Respiratory distress syndrome is a breathing disorder of premature newborns in which the air sacs (alveoli) in a newborn's lungs do not remain open because the production of surfactant is absent or insufficient.

For a newborn to be able to breathe easily, the air sacs in the lungs must be able to remain open and filled with air. Normally, the lungs produce a mixture of lipids (fats) and proteins called surfactant. Surfactant acts as a wetting agent and lines the surface of the air sacs, where it lowers the surface tension and allows the air sacs to remain open throughout the respiratory cycle. Usually, production of surfactant begins after about 34 weeks of pregnancy. The more premature the newborn, the greater the likelihood that respiratory distress syndrome will develop after birth. Respiratory distress syndrome occurs almost exclusively in premature newborns and is more common in those whose mother has diabetes.

Symptoms and Diagnosis

In an affected newborn, the lungs are stiff and the air sacs tend to collapse completely, emptying the lungs of air. In some very premature newborns, the lungs may be so stiff that the newborn is unable to begin breathing at birth. More commonly, the newborn tries to breathe, but because the lungs are so stiff, severe respiratory distress occurs. Respiratory distress is manifested by visibly labored breathing, including retractions of the chest below the rib cage, flaring of the nostrils during breathing in, and "grunting" during breathing out. Because a good portion of the lung is airless, the newborn has low blood oxygen levels, which cause a bluish discoloration to the skin (cyanosis). Over a period of hours, the respiratory distress tends to become more severe, as the small amount of surfactant in the lungs is used up and increasing numbers of air sacs collapse and also as the muscles used for breathing tire and become weak. Eventually, without treatment, the newborn may suffer damage to the brain and other organs from a lack of oxygen or may die.

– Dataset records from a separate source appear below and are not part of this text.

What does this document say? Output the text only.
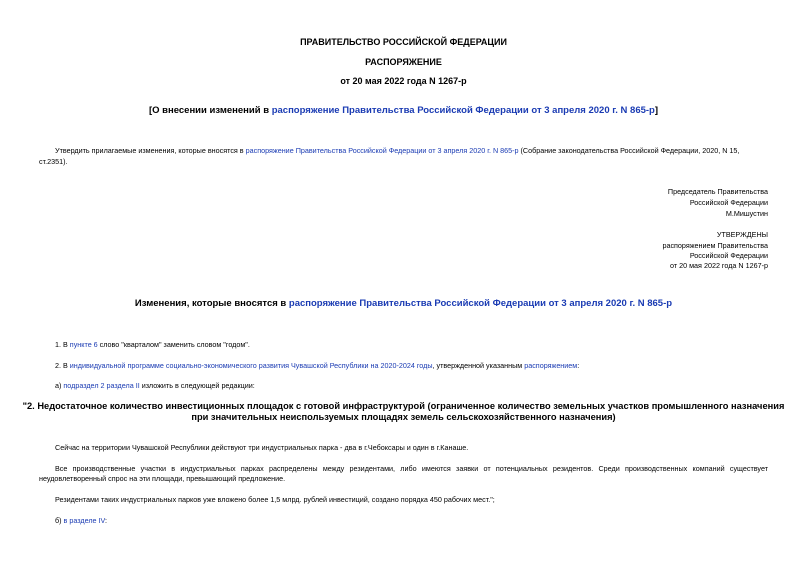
ПРАВИТЕЛЬСТВО РОССИЙСКОЙ ФЕДЕРАЦИИ
РАСПОРЯЖЕНИЕ
от 20 мая 2022 года N 1267-р
[О внесении изменений в распоряжение Правительства Российской Федерации от 3 апреля 2020 г. N 865-р]
Утвердить прилагаемые изменения, которые вносятся в распоряжение Правительства Российской Федерации от 3 апреля 2020 г. N 865-р (Собрание законодательства Российской Федерации, 2020, N 15,
ст.2351).
Председатель Правительства
Российской Федерации
М.Мишустин
УТВЕРЖДЕНЫ
распоряжением Правительства
Российской Федерации
от 20 мая 2022 года N 1267-р
Изменения, которые вносятся в распоряжение Правительства Российской Федерации от 3 апреля 2020 г. N 865-р
1. В пункте 6 слово "кварталом" заменить словом "годом".
2. В индивидуальной программе социально-экономического развития Чувашской Республики на 2020-2024 годы, утвержденной указанным распоряжением:
а) подраздел 2 раздела II изложить в следующей редакции:
"2. Недостаточное количество инвестиционных площадок с готовой инфраструктурой (ограниченное количество земельных участков промышленного назначения
при значительных неиспользуемых площадях земель сельскохозяйственного назначения)
Сейчас на территории Чувашской Республики действуют три индустриальных парка - два в г.Чебоксары и один в г.Канаше.
Все производственные участки в индустриальных парках распределены между резидентами, либо имеются заявки от потенциальных резидентов. Среди производственных компаний существует
неудовлетворенный спрос на эти площади, превышающий предложение.
Резидентами таких индустриальных парков уже вложено более 1,5 млрд. рублей инвестиций, создано порядка 450 рабочих мест.";
б) в разделе IV:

Diagnosis of respiratory distress syndrome is based on the symptoms and on abnormal chest x-ray results in a premature newborn.

Prevention and Treatment

The risk of respiratory distress syndrome is greatly reduced if delivery can be safely delayed until the fetal lungs have produced sufficient surfactant. The obstetrician can perform amniocentesis, in which some amniotic fluid is withdrawn into a syringe and analyzed for the adequacy of surfactant production. If production is not adequate but premature delivery cannot be avoided, the obstetrician may give the mother injections of a corticosteroid drug (betamethasone or dexamethasone). The corticosteroid crosses the placenta into the fetus and accelerates the production of surfactant. Within 48 hours of starting the injections, the fetal lungs mature to the point that respiratory distress syndrome will not develop after delivery or, if it does, is likely to be milder.

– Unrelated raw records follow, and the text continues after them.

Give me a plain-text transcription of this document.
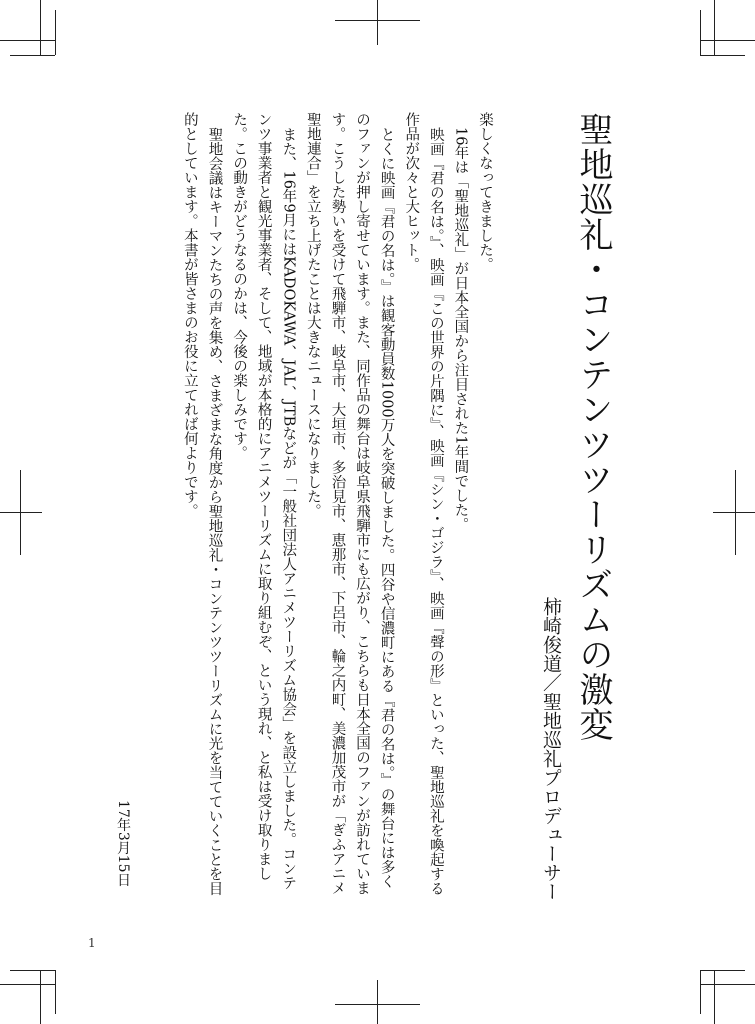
聖地巡礼・コンテンツツーリズムの激変
柿崎俊道／聖地巡礼プロデューサー

楽しくなってきました。

16年は「聖地巡礼」が日本全国から注目された1年間でした。

映画『君の名は。』、映画『この世界の片隅に』、映画『シン・ゴジラ』、映画『聲の形』といった、聖地巡礼を喚起する作品が次々と大ヒット。

とくに映画『君の名は。』は観客動員数1000万人を突破しました。四谷や信濃町にある『君の名は。』の舞台には多くのファンが押し寄せています。また、同作品の舞台は岐阜県飛騨市にも広がり、こちらも日本全国のファンが訪れています。こうした勢いを受けて飛騨市、岐阜市、大垣市、多治見市、恵那市、下呂市、輪之内町、美濃加茂市が「ぎふアニメ聖地連合」を立ち上げたことは大きなニュースになりました。

また、16年9月にはKADOKAWA、JAL、JTBなどが「一般社団法人アニメツーリズム協会」を設立しました。コンテンツ事業者と観光事業者、そして、地域が本格的にアニメツーリズムに取り組むぞ、という現れ、と私は受け取りました。この動きがどうなるのかは、今後の楽しみです。

聖地会議はキーマンたちの声を集め、さまざまな角度から聖地巡礼・コンテンツツーリズムに光を当てていくことを目的としています。本書が皆さまのお役に立てれば何よりです。

17年3月15日
1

After delivery, a newborn with mild respiratory distress syndrome may require only supplemental oxygen, which is given through an oxygen hood or through a tube placed in the nose. A newborn with severe respiratory distress syndrome may require oxygen delivered by continuous positive airway pressure (CPAP --breathing spontaneously against positive pressure oxygen or air administered through tubes placed in both nostrils). In a very sick infant, a tube may need to be passed into the windpipe (intubation), and the infant's breathing supported with mechanical ventilation.

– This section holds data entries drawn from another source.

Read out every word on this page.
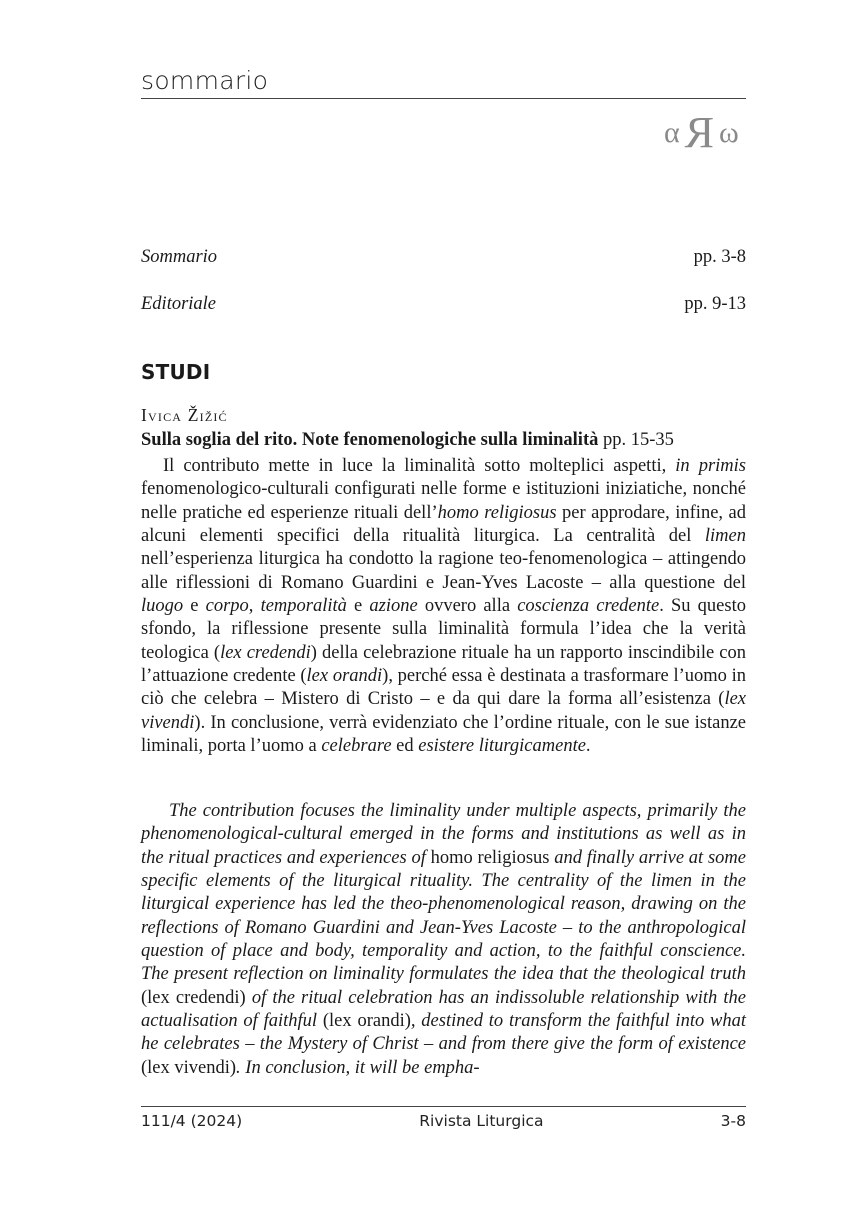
sommario
α R ω
Sommario	pp. 3-8
Editoriale	pp. 9-13
STUDI
Ivica Žižić
Sulla soglia del rito. Note fenomenologiche sulla liminalità pp. 15-35
Il contributo mette in luce la liminalità sotto molteplici aspetti, in primis fenomenologico-culturali configurati nelle forme e istituzioni iniziatiche, nonché nelle pratiche ed esperienze rituali dell’homo religiosus per approdare, infine, ad alcuni elementi specifici della ritualità liturgica. La centralità del limen nell’esperienza liturgica ha condotto la ragione teo-fenomenologica – attingendo alle riflessioni di Romano Guardini e Jean-Yves Lacoste – alla questione del luogo e corpo, temporalità e azione ovvero alla coscienza credente. Su questo sfondo, la riflessione presente sulla liminalità formula l’idea che la verità teologica (lex credendi) della celebrazione rituale ha un rapporto inscindibile con l’attuazione credente (lex orandi), perché essa è destinata a trasformare l’uomo in ciò che celebra – Mistero di Cristo – e da qui dare la forma all’esistenza (lex vivendi). In conclusione, verrà evidenziato che l’ordine rituale, con le sue istanze liminali, porta l’uomo a celebrare ed esistere liturgicamente.
The contribution focuses the liminality under multiple aspects, primarily the phenomenological-cultural emerged in the forms and institutions as well as in the ritual practices and experiences of homo religiosus and finally arrive at some specific elements of the liturgical rituality. The centrality of the limen in the liturgical experience has led the theo-phenomenological reason, drawing on the reflections of Romano Guardini and Jean-Yves Lacoste – to the anthropological question of place and body, temporality and action, to the faithful conscience. The present reflection on liminality formulates the idea that the theological truth (lex credendi) of the ritual celebration has an indissoluble relationship with the actualisation of faithful (lex orandi), destined to transform the faithful into what he celebrates – the Mystery of Christ – and from there give the form of existence (lex vivendi). In conclusion, it will be empha-
111/4 (2024)	Rivista Liturgica	3-8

Use of a surfactant preparation can be lifesaving and reduces complications, such as rupture of the lungs (pneumothorax). The surfactant preparation acts in the same way that natural surfactant does. Surfactant may be given immediately after birth in the delivery room to attempt to prevent respiratory distress syndrome or in the early hours after birth to a premature newborn who already has symptoms of this disorder. A newborn who is intubated can receive surfactant through the tube in the windpipe.

Surfactant treatments may be repeated several times over the first days until respiratory distress syndrome resolves.